Assis sur un tatami, Diabaté Dialy-Mory, dit «Dallas», surveille les gosses qui s’échauffent en rythme avant le cours de boxe. Derrière ses petites lunettes rondes, le Sénégalais à la barbe blanche garde l’œil. Il ne tolère aucun bavardage. «Je suis dur, mais ils en redemandent, parce qu’ils savent que je suis là pour eux», dit-il. Avant de prendre sa retraite l’an dernier, il a travaillé plus de trente ans comme éducateur à Rosengård. Dans ce quartier du sud de Malmö, 85 % des 22 000 habitants sont nés à l’étranger ou issus de parents nés hors de Suède. Agé de 65 ans, Dallas y est presque aussi célèbre que Zlatan Ibrahimovic, l’attaquant de l’Inter de Milan, qui a grandi à quelques encablures de là. Il est arrivé en Suède en 1964. La boxe a été pour lui «une porte d’entrée dans le pays». Musulman pratiquant, il prêche, depuis, l’intégration par le sport. A l’entraînement, les jeunes doivent parler suédois. Dallas connaît leurs parents, suit leurs résultats scolaires et les encourage même à faire leur service militaire, «pour qu’ils réalisent qu’ils appartiennent à la société suédoise». Il veut que, comme lui, ils se sentent chez eux en Suède et qu’ils comprennent qu’«on fait tout pour les intégrer ici». A la différence de la France. «J’ai beau parler français, constate-t-il, je ne me suis jamais senti à l’aise.»
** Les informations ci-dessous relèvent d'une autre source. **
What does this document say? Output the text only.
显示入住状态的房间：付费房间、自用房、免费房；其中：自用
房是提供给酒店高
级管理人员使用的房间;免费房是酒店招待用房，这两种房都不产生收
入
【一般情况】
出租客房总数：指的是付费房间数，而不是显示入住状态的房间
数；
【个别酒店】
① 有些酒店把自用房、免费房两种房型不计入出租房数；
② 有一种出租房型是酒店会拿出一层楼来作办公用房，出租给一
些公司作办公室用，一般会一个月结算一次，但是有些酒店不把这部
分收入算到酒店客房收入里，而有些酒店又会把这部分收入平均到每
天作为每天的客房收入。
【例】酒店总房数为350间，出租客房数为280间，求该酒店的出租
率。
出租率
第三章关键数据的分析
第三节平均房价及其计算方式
En matière d’intégration, la Suède surpasse tous ses voisins, arrivant en tête du dernier classement européen Mipex (lire ci-contre). Sans passé colonial et à l’écart des grandes voies de communication, le royaume scandinave a longtemps été une terre d’émigration et est doté d’une population ethniquement très homogène. Mais depuis la Seconde Guerre mondiale, la tendance s’est inversée. La Suède a d’abord ouvert ses portes à la main-d’œuvre de ses voisins nordiques, avant d’accueillir au début des années 70 les premiers réfugiés et leurs familles, qui constituent désormais le gros des arrivants.
En à peine trente ans, la Suède est devenue une société multiculturelle. Sur ses 9 millions d’habitants, 13 % sont aujourd’hui nés à l’étranger (contre 8 % en France). L’an dernier, le pays a accueilli 95 000 personnes de 169 nationalités, un record depuis la fin du XIXe siècle, et 40 % d’entre eux étaient non européens. Un sur dix venait d’Irak. Plus d’un quart étaient des demandeurs d’asile, et un tiers d’entre eux étaient des candidats au regroupement familial.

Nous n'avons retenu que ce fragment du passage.